Western European Stages
1994
Glenn M. Loney

... In its beginnings, the Edinburgh Festival was primarily musical, and music still plays an important part – notably Music-Theatre – though not as great as under the festival's founder, Sir Rudolf Bing. Brian McMaster is the current director, and his expertise in dance guarantees that it will always be strongly represented. But various forms of drama were the major attractions this year. One of them, Peter Stein's production of Aeschylus' Oresteia, was alone worth the trip to Edinburgh.

Arianne Mnouchkine's avant-gardist Asiatic vision of this classic Greek trilogy has already been seen in New York at BAM, so why should it import yet another version? Because Stein's is so different, so basic, and so powerful. Especially with the remarkable actors of Moscow's Russian Army Theatre*, for whom this ageless tale of betrayal and vengeance – finally vanquished by the rule of law in a new democracy – now has special resonance. Supertitles were used, but the cadences of spoken Russian, like those of Greek at Epidaurus, gave the dramas added majesty and terror.

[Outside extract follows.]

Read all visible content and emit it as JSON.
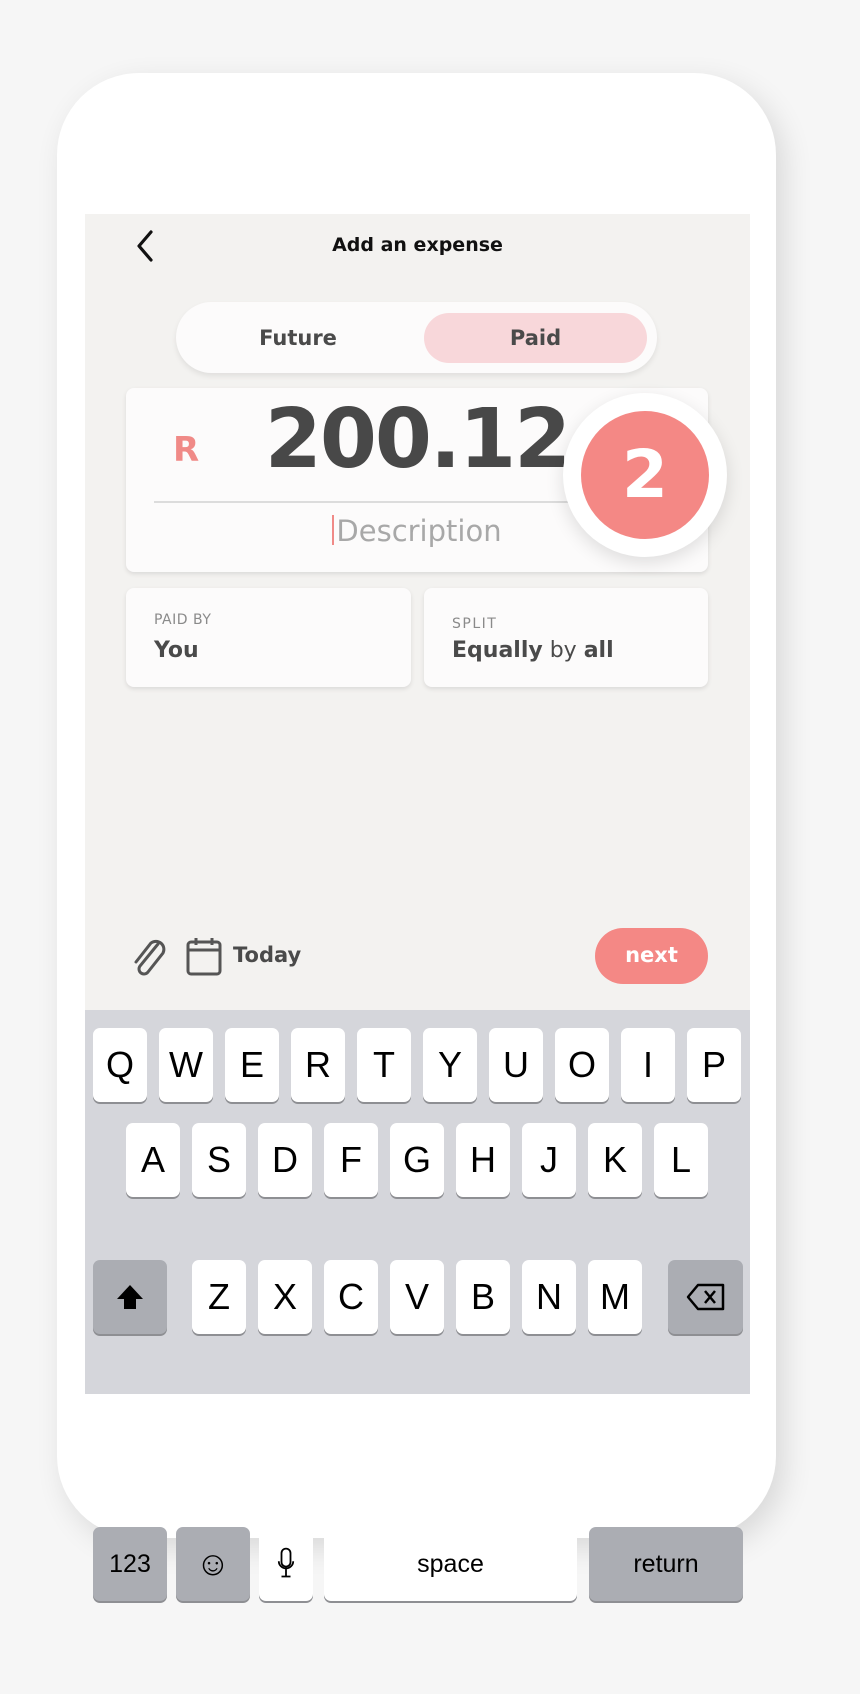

Stein strove for essentials, paring the production down to a few major set-pieces and props, as well as dynamically evocative costumes. His choruses, for instance, bridged the gap between the archaic and the modern. In Agamemnon, the chorus of Old Men were dressed like shabby members of the Politburo.

In Choephoroe, the wailing women's chorus wore the timeless black widow's garb of Mediterranean lands. But for the chorus of Athenian citizens in the Eumenides, terrified of the avenging Furies who are pursuing the matricide, Orestes, business-suits were the topical choice. Stein didn't spare the blood and gore, showing the murdered corpses – as did the ancient Greeks – on a rolling platform.

The first two parts of the trilogy were passionate and riveting, but Stein curiously decided to give the final tragedy a satiric treatment, perhaps because he knows the three plays originally would have been followed by a bawdy satyr play, now lost. So Apollo appeared, strumming his lyre Elvis-like. Athena coming to Orestes' rescue, zoomed in overhead on an aerial track and descended – in glittering silver lamé – to plead for Orestes like a TV game-show hostess. It was great fun, but it did detract from the impact of what preceded.

Some critics, sitting in the hard rented-seats of the ice-rink venue, insisted they hardly noticed it was 7-plus hours long. If so, why did they make such a point of writing about its length? Actually, two hours was taken up with intermissions, so audiences could eat and actors rest. ...

* SITE NOTE: The Russian cast was actually comprised of actors from a variety of theaters.